Prospects for the proposed airport at Navi Mumbai brightened considerably on Tuesday, with union minister of state for environment and forests Jairam Ramesh saying that the project developers had addressed "65 per cent" of the issues raised by his ministry. Despite the strong lobby in its favour, the project has been held up on environmental grounds.
After a meeting with civil aviation minister Praful Patel as well as officials of the implementing agency, City and Industrial Development Corporation (CIDCO), and the Airports Authority of India, Ramesh said, "From an environment point of view, we are 65 per cent satisfied."
The meeting was a follow-up after experts from the ministry of environment and forests (MoEF) went to Mumbai recently to check the situation on the ground.
Ramesh said the civil aviation ministry has agreed to make a major effort for mangrove protection.
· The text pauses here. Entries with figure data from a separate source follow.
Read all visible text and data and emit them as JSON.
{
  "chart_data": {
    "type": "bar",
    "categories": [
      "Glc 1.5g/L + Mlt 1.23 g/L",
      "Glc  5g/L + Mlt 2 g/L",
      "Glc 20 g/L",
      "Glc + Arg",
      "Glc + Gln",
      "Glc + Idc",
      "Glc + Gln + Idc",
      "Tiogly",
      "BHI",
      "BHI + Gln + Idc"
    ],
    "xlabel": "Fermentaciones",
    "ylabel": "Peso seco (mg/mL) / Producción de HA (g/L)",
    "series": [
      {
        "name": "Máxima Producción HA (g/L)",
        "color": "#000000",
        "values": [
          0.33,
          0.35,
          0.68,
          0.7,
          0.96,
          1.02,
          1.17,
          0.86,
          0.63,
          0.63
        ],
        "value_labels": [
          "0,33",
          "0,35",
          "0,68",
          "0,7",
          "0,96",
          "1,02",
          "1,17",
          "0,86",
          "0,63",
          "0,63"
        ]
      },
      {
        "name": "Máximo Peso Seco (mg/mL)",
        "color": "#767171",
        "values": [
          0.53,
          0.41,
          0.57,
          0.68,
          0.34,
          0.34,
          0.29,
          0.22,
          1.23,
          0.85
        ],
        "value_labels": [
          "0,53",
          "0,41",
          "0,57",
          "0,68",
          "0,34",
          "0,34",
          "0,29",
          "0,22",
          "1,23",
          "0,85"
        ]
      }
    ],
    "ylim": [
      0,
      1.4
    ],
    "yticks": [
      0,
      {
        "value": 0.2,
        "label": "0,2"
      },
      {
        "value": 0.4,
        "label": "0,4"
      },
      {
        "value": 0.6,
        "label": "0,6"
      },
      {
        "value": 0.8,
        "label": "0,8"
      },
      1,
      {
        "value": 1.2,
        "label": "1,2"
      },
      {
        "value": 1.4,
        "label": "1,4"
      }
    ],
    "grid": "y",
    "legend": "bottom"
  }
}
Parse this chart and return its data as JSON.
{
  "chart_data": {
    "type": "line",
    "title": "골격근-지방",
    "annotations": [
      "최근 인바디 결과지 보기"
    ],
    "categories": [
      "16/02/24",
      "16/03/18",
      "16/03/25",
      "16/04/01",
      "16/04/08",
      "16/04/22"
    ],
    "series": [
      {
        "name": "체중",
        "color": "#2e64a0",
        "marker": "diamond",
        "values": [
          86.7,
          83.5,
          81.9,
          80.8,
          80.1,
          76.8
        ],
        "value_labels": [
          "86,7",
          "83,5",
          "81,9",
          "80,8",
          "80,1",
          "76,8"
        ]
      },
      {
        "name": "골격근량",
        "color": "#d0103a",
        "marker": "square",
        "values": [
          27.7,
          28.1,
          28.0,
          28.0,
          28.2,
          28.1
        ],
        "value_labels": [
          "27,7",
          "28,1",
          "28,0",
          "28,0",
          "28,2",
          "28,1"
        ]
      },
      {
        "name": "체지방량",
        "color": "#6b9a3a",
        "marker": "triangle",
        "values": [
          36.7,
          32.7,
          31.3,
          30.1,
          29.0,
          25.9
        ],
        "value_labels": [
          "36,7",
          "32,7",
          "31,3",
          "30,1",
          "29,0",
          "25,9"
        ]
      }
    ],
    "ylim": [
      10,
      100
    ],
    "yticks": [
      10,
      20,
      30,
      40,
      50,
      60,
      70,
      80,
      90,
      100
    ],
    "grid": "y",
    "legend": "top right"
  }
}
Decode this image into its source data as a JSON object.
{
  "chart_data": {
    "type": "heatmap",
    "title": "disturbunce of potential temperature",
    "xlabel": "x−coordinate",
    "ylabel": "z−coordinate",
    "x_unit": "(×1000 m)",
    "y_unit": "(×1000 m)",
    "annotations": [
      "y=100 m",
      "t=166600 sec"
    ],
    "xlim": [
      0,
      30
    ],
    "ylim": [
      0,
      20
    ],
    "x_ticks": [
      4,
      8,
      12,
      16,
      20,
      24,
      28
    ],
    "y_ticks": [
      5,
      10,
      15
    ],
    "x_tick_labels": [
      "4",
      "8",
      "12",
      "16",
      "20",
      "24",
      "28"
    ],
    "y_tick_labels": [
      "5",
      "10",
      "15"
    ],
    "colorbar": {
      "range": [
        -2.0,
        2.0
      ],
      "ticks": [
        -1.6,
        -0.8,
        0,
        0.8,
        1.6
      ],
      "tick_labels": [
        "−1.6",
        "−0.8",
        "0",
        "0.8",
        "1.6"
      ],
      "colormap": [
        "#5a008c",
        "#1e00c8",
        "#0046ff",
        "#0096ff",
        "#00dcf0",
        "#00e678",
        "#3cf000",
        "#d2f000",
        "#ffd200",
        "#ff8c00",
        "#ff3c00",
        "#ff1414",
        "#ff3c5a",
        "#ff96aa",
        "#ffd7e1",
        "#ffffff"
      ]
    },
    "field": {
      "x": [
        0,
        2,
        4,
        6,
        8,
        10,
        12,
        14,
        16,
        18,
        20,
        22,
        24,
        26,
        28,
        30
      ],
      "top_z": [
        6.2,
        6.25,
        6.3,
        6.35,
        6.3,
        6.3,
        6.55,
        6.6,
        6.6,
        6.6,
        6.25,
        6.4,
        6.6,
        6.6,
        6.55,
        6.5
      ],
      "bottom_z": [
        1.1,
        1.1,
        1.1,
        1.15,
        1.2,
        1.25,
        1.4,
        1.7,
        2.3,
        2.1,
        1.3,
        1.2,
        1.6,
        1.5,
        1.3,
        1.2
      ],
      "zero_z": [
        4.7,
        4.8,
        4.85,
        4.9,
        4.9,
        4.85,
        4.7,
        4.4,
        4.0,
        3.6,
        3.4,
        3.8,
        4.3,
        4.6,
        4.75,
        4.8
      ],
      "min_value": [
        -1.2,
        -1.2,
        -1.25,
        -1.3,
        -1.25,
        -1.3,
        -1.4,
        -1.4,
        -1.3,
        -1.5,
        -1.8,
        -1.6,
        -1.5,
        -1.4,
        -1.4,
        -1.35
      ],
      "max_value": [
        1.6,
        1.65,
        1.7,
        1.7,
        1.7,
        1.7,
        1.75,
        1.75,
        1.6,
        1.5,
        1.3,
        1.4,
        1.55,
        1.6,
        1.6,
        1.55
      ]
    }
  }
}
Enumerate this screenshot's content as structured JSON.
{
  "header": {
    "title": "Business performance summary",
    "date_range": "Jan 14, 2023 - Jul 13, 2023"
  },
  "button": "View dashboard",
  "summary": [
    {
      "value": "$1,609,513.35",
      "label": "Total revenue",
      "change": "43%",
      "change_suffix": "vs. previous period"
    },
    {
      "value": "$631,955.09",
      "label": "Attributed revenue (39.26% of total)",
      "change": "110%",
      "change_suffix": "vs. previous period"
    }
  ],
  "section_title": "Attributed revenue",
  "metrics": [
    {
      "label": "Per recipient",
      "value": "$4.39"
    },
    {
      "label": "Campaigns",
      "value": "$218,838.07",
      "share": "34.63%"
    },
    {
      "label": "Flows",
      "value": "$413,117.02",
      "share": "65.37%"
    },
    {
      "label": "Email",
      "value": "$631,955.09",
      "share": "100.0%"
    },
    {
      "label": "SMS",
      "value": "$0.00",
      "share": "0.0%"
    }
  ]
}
The original plan put to risk 400 acres of mangrove in the area. Now, CIDCO has agreed to reduce the space between the two airstrips, which would save a much larger patch of mangroves. It has also agreed to shift the non-essential elements of the airport away from the seaside.
The parties have also agreed that the earlier plans to divert the Gadhi River would be shelved and the airport built in a way that would ensure the river is not impacted.
But the contentious issue of the Ulwe River being diverted still remains. Moreover, it has been agreed that hills will be razed to accommodate the airport.